Using the data available, the authors calculated the GARD for each patient treated with radiotherapy. Two patients receiving the same dose might have different GARD values, with the higher score indicating a tumor likely to be more sensitive to that treatment. The team asked how the therapeutic benefit of radiation was forecast by a higher GARD score as compared to that predicted by a higher received dose. In a hazard model where values above 1.0 indicate an association with worse outcome and those below 1.0 refer to an association with a better outcome in treated patients, they found that a higher GARD score was significantly associated with better clinical results, with a relative hazard of 0.98 per unit GARD for time to first recurrence and 0.97 for overall survival over the time period reported by each study. Using the same hazard model, the prescribed dose showed values of 0.99 and 1.0, respectively.   

In addition to calculating GARD for those treated with radiation, authors calculated a sham GARD for those who did not receive radiotherapy; the calculation assumed a standard dose given to patients. The sham GARD serves as a control, explains Torres-Roca. If the expression of the genes assessed with the RSI has an effect on outcome that is independent of radiation treatment, then both the GARD and the sham GARD values would yield predictions with similar accuracy. But GARD was only accurate in predicting the outcomes of patients treated with radiation. Thus, “GARD is not just distinguishing good and bad tumors; it’s actually distinguishing the therapeutic impact of radiation,” says Torres-Roca. He and other authors on the paper have licensed RSI and GARD to Cvergenx, a company he cofounded. 

Next steps 

Melvin Chua, a clinician scientist at the National Cancer Centre Singapore who was not involved in the study, says he finds the results underwhelming. The difference between how well GARD and the received dose alone predict clinical outcome is small, he says, and it could be driven by a few of the analyzed cohorts. For instance, two of the included clinical studies with the highest association between GARD and overall survival involved only 10 and 55 patients, respectively. He says that whether GARD predicts clinical outcome is still an open question. “Ultimately, like any molecular assay to be used in the clinic, GARD has to withstand the rigors of a prospective clinical trial,” he adds.  

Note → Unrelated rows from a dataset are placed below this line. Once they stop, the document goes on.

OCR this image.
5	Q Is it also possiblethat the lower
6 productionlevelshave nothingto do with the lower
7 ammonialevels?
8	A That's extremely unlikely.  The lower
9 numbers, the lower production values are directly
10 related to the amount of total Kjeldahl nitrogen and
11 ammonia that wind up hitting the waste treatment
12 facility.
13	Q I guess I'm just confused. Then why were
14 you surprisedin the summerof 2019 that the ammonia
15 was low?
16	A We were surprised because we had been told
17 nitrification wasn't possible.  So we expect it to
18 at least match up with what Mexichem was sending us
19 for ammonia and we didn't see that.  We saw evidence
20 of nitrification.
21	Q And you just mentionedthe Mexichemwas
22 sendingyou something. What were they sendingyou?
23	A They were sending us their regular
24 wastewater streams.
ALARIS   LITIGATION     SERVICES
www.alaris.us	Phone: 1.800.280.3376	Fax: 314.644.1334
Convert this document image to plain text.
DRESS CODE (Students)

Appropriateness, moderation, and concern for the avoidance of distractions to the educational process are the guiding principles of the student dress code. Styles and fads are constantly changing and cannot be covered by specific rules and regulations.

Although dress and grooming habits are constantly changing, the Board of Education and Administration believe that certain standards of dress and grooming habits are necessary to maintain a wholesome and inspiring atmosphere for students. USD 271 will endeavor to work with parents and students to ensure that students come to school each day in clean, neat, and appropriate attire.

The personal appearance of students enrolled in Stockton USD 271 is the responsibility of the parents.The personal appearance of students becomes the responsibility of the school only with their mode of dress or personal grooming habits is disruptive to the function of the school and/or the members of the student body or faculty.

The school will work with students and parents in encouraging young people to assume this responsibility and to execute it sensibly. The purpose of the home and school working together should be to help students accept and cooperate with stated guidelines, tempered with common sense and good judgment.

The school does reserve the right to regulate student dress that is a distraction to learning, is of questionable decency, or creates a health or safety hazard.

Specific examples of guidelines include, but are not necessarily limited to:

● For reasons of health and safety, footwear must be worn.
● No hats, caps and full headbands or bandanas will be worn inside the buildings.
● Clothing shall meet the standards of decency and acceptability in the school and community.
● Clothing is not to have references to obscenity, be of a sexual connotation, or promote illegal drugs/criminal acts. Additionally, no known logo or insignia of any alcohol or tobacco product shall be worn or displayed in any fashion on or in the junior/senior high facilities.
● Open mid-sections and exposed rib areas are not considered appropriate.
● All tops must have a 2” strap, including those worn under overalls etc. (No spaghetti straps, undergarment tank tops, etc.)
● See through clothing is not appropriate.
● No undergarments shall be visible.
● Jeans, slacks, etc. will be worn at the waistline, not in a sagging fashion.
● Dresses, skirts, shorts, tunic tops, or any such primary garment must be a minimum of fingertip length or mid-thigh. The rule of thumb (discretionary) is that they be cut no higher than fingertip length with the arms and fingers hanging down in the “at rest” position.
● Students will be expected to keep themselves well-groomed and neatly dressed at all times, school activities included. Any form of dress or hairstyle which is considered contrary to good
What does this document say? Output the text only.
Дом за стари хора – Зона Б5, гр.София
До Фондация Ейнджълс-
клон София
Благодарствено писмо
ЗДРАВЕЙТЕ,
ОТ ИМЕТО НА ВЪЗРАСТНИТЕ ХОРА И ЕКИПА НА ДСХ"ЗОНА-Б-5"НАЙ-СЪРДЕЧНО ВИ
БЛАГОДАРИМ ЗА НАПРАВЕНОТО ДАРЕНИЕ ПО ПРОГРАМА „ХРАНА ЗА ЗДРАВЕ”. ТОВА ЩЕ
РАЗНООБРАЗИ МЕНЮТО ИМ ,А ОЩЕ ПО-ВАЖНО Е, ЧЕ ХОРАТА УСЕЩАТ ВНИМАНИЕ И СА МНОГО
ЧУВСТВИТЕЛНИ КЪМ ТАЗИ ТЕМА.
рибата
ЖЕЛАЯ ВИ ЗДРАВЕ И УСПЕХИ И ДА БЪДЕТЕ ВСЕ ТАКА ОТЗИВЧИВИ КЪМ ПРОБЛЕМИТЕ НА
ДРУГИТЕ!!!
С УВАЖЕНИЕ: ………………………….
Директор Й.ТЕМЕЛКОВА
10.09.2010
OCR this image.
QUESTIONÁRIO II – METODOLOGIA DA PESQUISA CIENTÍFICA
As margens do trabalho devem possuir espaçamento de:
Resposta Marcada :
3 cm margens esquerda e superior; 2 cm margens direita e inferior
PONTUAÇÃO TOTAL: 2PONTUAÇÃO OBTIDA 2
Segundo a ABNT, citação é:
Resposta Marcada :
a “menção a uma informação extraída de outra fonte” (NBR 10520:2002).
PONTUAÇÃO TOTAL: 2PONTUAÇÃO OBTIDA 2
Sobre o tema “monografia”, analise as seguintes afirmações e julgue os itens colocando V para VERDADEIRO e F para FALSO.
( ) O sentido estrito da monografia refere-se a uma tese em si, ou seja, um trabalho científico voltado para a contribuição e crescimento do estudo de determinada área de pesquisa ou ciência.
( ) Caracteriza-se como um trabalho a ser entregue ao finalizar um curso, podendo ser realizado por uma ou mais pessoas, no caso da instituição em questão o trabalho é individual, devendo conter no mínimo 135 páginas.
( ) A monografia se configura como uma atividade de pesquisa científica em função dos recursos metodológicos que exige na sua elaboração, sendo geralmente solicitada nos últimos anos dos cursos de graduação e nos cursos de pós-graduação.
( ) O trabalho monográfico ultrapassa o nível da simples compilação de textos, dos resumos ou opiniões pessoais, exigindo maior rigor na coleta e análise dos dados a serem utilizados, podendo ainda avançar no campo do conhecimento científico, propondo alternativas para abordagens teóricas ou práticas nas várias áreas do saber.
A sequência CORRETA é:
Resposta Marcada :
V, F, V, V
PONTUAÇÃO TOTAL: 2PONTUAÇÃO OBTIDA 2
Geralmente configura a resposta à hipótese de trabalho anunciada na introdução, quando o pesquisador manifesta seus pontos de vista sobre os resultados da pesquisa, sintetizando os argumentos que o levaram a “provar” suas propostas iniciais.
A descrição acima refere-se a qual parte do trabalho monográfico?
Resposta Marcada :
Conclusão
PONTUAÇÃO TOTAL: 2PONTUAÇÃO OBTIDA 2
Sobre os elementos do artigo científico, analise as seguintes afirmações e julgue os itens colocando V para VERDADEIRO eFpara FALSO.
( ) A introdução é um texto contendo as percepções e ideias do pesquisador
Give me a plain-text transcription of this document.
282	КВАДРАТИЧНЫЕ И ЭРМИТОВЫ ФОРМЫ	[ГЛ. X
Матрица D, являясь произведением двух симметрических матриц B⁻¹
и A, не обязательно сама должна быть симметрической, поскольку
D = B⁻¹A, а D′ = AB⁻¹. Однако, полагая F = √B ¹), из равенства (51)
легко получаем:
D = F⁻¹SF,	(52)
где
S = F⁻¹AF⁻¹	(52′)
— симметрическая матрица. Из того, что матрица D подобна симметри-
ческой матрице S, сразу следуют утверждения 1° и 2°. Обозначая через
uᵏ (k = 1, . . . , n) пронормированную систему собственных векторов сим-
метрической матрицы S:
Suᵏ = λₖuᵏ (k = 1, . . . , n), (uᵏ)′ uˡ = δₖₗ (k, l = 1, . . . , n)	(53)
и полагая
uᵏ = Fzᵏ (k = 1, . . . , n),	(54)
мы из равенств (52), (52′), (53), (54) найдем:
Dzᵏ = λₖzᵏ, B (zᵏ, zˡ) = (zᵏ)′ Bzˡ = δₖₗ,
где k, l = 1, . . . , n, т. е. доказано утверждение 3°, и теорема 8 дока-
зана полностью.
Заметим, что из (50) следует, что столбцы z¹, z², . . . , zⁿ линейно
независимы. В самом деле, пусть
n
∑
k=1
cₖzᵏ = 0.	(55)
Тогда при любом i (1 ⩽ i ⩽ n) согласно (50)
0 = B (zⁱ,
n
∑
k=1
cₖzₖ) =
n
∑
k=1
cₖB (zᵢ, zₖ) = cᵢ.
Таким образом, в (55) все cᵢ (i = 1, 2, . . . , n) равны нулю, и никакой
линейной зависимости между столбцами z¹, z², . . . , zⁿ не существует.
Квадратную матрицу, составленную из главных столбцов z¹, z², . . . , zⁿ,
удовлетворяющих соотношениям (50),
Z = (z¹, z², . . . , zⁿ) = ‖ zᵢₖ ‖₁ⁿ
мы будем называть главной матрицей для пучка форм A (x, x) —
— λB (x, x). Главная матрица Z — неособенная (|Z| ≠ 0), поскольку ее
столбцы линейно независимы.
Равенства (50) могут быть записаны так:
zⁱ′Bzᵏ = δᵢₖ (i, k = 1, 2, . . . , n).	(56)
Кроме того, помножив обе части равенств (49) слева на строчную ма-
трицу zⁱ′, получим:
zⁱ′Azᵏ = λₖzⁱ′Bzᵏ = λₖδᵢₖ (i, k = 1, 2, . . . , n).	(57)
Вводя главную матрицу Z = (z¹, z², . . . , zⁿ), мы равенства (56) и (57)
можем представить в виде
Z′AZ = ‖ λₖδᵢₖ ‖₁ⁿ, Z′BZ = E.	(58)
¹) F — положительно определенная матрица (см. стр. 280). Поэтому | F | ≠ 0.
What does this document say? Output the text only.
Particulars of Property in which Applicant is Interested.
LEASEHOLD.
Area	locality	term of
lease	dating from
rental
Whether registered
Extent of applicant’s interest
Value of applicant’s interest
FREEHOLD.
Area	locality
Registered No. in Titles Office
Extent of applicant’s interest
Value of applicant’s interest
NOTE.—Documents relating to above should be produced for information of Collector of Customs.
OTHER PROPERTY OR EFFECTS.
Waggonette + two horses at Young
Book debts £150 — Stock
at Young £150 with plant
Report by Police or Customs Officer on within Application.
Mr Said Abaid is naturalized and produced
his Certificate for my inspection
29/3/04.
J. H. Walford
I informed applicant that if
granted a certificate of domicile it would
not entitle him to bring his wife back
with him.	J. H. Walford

According to Appelt, one of the main limitations of this pooled analysis is that it “is all done on retrospective data” and on patient cohorts whose treatment was not randomized. Thus, it is possible that GARD’s apparently good performance in the study could be driven by other unknown factors and not by GARD itself. The authors “have done very robust statistical analyses to try to account for this, which makes the results promising,” she says, but they need to do a similar analysis with data from randomized studies and, ultimately, perform a prospective trial. If GARD’s usefulness is validated in those scenarios, she adds, “this could fundamentally change how we prescribe radiotherapy and could have a significant impact on outcome in cancer patients.” 

Torres-Roca agrees that “a randomized trial would be the gold standard to demonstrate the predictive value of RSI.” His team has plans to soon start clinical trials to test the effectiveness of GARD in pinpointing the radiation doses that patients should receive. Those are not planned to be randomized, but he says he foresees randomized studies coming after that.  

Woodward says that she “would absolutely support the development of a clinical trial to either demonstrate that [GARD] works or that it doesn’t.”  Moreover, she notes, “this isn’t the only potentially predictive radiosensitivity assay out there, and the right thing to do is to design a trial where you can test them all.” 

Clarification (August 30): The paragraph on relative hazards calculated in the study has been revised to clarify that the values stated for GARD are per unit GARD.